At a time when all hand sanitizers are in short supply, the benzalkonium chloride products are better than nothing, said Emily Landon, an infectious diseases specialist at the University of Chicago Medicine. She said the CDC recommendation for hand sanitizers is based on the fact that 60% alcohol kills “all of the coronaviruses we know about.” A sanitizer with benzalkonium chloride as the active ingredient is “not as good,” because we don’t know as much about it, she said. As a physician, mother and infection-control expert, she called alcohol-based products her “first choice” for hand sanitizers.
Labels for the Purell and Germ-X alcohol-free hand sanitizing products that contain benzalkonium chloride are vague about which germs they work against.
ProPublica asked Kelly Ward-Smith, the spokeswoman for Gojo Industries, the company that invented Purell, what the product labels mean when they say they kill “99% of most illness causing germs.” She declined to answer, saying in an email that because this article is about coronavirus, the FDA could interpret any answer to violate its rules. The company, which also sells hand sanitizers that contain alcohol, does not appear to be marketing any of them for protection against COVID-19.

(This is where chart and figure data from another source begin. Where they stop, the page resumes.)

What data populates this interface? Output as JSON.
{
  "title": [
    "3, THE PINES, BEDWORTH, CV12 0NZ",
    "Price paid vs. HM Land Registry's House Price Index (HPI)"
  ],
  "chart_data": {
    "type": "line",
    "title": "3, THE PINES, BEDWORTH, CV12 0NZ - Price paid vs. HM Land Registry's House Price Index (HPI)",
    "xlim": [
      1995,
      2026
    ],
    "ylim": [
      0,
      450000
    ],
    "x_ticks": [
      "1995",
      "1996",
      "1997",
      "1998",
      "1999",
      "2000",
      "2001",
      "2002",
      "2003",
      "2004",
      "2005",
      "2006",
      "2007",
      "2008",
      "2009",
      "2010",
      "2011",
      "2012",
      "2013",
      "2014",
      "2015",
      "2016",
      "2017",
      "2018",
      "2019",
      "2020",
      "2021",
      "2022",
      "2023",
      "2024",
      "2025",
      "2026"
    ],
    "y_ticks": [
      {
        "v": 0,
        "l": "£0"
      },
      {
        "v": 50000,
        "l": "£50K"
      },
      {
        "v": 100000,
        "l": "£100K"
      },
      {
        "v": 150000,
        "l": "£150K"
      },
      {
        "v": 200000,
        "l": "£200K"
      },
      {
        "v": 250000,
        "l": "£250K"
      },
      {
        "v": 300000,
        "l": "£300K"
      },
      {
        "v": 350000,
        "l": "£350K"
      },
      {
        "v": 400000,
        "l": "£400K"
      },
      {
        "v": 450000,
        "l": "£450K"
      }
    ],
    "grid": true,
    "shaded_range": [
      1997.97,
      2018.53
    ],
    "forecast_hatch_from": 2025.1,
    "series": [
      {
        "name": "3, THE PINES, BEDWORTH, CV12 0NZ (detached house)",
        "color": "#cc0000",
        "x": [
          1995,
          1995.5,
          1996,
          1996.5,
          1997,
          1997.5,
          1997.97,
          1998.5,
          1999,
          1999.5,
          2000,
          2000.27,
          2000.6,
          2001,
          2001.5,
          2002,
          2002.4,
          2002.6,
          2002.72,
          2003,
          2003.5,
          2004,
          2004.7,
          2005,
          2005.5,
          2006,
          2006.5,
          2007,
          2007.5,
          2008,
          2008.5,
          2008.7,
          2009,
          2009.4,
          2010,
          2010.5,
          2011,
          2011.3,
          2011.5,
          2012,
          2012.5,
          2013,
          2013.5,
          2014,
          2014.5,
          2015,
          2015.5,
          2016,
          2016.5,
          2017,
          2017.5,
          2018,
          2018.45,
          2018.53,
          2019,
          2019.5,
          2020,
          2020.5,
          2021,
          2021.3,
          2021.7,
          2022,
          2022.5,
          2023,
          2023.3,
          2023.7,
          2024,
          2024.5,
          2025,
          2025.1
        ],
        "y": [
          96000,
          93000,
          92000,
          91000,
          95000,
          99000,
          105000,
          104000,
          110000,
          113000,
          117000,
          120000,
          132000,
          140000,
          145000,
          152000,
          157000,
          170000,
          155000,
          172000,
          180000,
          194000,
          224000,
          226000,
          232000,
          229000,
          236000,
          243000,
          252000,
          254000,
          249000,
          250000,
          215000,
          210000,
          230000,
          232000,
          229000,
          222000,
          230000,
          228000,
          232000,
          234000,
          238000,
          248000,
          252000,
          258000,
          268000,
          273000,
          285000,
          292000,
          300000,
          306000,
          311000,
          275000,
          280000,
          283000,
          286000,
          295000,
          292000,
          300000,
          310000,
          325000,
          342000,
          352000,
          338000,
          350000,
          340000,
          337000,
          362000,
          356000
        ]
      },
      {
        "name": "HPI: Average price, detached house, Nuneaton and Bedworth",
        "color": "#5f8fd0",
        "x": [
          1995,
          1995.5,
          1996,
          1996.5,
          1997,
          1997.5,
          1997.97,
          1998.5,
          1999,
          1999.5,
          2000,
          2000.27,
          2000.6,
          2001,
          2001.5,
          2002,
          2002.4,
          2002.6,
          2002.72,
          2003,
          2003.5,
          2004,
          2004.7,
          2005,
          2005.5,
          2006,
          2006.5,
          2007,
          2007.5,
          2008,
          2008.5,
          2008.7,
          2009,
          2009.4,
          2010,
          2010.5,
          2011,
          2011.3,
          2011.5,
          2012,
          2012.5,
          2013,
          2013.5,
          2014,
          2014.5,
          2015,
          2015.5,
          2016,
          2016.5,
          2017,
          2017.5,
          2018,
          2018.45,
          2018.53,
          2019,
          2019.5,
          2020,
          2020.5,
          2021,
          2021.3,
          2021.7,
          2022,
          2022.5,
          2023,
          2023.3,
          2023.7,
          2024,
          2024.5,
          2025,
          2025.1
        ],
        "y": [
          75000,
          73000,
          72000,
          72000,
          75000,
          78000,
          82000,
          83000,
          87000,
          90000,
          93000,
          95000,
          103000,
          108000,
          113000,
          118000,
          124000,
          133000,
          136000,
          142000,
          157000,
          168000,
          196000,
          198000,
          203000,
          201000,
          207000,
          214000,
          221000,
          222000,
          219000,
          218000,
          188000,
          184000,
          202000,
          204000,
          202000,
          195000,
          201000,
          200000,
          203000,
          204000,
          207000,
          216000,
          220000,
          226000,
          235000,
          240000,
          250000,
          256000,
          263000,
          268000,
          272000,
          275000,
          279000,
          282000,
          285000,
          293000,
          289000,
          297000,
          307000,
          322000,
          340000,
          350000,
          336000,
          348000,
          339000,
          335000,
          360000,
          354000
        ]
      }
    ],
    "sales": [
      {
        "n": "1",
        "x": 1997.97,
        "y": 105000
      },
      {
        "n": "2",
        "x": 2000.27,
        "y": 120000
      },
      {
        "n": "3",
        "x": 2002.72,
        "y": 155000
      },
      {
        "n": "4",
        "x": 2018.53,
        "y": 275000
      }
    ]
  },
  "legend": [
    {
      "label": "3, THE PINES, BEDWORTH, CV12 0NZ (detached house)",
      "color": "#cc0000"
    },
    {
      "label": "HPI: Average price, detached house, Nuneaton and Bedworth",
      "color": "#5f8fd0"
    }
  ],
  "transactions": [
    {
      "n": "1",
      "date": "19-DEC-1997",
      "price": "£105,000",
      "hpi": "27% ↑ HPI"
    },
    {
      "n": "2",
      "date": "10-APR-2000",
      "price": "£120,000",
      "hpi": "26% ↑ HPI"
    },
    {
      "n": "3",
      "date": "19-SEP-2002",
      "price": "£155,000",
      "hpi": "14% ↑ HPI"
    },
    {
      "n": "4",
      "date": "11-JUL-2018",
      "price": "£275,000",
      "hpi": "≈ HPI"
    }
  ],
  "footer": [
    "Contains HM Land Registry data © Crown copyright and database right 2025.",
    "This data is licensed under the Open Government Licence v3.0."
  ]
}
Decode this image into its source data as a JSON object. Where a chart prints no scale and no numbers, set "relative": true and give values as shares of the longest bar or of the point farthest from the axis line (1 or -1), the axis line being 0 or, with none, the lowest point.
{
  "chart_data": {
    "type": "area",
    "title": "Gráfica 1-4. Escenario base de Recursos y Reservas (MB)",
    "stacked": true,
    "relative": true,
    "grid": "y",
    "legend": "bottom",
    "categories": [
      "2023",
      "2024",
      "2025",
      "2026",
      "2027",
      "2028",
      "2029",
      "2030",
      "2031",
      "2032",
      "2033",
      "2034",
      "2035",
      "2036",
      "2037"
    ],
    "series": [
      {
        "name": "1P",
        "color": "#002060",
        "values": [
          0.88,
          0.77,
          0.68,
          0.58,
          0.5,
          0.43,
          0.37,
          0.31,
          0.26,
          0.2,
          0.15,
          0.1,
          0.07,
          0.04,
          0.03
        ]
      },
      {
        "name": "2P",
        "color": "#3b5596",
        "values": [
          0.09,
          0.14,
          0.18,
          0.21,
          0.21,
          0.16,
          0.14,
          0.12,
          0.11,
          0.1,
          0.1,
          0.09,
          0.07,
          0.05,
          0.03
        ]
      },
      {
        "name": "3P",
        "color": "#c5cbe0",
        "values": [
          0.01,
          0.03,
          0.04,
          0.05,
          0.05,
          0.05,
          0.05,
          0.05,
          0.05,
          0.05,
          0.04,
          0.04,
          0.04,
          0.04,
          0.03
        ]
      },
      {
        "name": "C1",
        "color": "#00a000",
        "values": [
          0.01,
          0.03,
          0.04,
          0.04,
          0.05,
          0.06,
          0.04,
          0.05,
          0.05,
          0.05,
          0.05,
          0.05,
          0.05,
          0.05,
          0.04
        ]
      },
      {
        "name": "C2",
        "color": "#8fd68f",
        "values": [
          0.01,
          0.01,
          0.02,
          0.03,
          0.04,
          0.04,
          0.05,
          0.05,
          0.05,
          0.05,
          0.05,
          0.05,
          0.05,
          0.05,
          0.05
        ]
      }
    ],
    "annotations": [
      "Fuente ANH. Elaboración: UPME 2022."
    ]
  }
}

ProPublica reached out for comment to Vi-Jon, the company that makes Germ-X, but did not get a response. They also sell alcohol-based products and also don’t appear to be marketing any of their hand sanitizers for use against the novel coronavirus.
Don’t Waste Your Vodka
The shortage of hand sanitizers has led consumers to take extreme measures, brewing their own elixirs of alcohol and aloe vera gel. Landon said the “homemade Pinterest recipes” she’s seen are no good, as people are using whiskey or vodka that doesn’t contain enough alcohol to be effective. The World Health Organization’s guidelines for making hand sanitizers require 96% ethyl alcohol.
Taking its consumer mission to heart, Tito’s Handmade Vodka tweeted a warning to its customers on Thursday that its product didn’t contain enough alcohol to sanitize effectively: “Per the CDC, hand sanitizer needs to contain at least 60% alcohol. Tito’s Handmade Vodka is 40% alcohol.”